Progress? Not so much ...

I’ve been too scared to weigh myself today. I’m getting better and better at restricting and fasting for short amounts of time, suppressing the hunger is becoming second nature. It’s my family and my surroundings that are the problem.

Yesterday my whole family went to see my new apartment and pick up keys for it. Afterwards my brother suggested we have lunch together. I had managed to get out of having breakfast at my friend’s house, where I’d spent the night and was planning on skipping lunch as well.

But then we had to go out, and every time people buy food for me, I feel so utterly guilty. I hate myself for every bite I put into my mouth, but I so don’t want to disappoint my family – or even worse, make them suspicious of my eating issues. Getting out of the house and having my freedom is so close, that I don’t want to jeopardize it by flauting my anxiety.
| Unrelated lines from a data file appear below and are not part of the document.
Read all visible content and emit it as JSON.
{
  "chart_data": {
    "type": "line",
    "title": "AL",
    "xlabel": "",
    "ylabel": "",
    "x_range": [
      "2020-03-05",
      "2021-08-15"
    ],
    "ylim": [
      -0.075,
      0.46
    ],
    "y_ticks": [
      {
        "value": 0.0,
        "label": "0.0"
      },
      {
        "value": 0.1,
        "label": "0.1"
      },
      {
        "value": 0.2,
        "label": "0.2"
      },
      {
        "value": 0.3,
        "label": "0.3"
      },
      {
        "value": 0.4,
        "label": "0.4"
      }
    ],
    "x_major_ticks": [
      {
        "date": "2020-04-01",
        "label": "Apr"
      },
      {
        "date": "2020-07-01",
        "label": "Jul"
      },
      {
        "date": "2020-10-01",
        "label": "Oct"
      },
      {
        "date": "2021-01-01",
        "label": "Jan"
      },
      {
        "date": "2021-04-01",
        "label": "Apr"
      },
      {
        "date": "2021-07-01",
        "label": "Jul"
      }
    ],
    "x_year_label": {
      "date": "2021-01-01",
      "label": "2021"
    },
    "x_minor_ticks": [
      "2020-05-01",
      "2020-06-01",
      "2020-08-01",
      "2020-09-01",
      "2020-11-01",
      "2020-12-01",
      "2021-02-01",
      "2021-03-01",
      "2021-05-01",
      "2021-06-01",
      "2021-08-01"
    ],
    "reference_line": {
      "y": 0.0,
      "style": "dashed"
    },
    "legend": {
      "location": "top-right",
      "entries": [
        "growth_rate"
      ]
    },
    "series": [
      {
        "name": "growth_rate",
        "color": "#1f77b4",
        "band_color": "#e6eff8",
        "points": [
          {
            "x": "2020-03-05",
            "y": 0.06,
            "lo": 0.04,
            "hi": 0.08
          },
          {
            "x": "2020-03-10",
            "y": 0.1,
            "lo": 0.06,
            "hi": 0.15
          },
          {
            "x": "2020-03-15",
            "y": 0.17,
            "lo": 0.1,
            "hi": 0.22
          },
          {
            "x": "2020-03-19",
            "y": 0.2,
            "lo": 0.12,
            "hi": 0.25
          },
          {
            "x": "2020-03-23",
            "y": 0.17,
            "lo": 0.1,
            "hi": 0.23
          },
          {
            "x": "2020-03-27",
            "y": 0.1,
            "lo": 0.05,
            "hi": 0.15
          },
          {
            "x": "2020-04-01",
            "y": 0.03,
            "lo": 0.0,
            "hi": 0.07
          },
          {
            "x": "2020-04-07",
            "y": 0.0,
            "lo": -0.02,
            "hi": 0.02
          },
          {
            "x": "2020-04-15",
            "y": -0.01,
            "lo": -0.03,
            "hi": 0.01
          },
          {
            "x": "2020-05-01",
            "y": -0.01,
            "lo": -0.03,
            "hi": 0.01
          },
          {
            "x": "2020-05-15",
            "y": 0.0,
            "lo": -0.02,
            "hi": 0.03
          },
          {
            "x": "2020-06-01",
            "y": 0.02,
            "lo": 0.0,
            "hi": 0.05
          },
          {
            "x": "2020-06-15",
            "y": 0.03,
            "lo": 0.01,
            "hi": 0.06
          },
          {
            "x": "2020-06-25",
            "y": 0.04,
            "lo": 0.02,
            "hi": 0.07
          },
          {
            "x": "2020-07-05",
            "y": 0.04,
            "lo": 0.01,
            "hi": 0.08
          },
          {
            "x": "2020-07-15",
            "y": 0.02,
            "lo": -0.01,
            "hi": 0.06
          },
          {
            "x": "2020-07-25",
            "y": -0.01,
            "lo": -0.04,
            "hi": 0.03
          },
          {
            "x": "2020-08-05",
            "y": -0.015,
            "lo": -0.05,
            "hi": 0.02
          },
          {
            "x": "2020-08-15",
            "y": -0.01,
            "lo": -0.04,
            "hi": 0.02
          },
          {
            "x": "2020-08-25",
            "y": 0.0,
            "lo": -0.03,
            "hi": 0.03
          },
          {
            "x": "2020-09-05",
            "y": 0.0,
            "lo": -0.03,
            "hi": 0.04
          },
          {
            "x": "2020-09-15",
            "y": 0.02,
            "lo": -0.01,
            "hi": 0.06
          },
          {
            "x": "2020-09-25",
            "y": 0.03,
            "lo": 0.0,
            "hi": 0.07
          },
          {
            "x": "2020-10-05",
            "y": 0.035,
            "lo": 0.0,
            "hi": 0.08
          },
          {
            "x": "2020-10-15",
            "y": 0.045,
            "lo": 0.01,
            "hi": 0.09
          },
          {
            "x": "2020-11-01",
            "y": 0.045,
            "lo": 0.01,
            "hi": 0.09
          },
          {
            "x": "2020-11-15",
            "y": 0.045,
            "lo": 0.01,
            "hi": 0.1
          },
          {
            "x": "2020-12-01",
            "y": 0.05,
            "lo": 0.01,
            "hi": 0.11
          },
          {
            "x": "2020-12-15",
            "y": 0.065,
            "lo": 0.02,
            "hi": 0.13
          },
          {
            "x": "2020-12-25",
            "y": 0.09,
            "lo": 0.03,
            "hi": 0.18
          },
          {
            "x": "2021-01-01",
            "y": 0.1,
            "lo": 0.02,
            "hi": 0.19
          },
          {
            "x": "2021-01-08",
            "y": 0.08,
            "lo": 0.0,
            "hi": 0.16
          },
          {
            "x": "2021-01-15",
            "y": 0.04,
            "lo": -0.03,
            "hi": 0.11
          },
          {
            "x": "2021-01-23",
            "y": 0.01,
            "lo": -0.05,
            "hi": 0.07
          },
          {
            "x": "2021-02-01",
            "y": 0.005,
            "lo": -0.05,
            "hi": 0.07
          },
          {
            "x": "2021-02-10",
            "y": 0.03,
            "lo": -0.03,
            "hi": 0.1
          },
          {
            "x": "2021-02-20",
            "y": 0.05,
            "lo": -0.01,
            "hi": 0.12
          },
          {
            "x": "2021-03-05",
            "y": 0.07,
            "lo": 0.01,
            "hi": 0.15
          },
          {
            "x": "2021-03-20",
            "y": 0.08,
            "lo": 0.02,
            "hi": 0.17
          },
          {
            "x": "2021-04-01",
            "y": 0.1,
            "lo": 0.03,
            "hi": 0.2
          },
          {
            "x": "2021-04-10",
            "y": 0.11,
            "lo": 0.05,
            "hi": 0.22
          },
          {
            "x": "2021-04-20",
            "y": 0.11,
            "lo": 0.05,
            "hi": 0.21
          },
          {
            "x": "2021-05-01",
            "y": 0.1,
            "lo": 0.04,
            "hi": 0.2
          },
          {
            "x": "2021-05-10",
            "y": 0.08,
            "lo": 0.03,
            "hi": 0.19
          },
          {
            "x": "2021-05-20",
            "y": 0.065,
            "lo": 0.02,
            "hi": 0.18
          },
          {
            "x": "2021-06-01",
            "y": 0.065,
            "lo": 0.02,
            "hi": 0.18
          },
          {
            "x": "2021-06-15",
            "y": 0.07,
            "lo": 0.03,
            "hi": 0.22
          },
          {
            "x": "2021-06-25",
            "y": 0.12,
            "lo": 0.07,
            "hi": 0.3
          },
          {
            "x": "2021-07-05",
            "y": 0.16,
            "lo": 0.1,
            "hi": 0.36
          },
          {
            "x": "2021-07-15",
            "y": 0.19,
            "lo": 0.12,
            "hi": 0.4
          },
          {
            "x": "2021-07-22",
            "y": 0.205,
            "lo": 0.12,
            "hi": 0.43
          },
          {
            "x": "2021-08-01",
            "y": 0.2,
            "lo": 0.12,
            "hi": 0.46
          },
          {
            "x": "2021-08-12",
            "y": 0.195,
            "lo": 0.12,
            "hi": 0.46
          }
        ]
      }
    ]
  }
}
I had an omelet with tomatoes, onions and parsley. It was like ginormous! And as if that wasn’t enough, they served potatoes on the side. I felt awful eating it. Every bite was a failure. I managed to pimp out some of my food, offering it all around the table as I was the only one having omelet (everyone else had opted for burgers and the like). But there was still so much left for me to consume all on my own. I felt like crying.

Afterwards I didn’t have a chance to purge. We had to take my brother to work, before my parents dropped me off at the train station. I did, however, not eat anything else at all the rest of the day, and didn’t even find it difficult not to.

I have to have dinner with my parents again tonight. I’m thinking about telling them I feel sick, so I can get out of having to eat. Only problem is that I’ve been using that excuse quite a lot these last few weeks. My mom’s already begun to worry that my anti-depressants are causing me to feel sick and is keeping a close eye on me.

I think this is going to be a purging day. If I can’t get out of eating, at least I’ll avoid some of those horrible calories.

I’ll let you know how it all works out.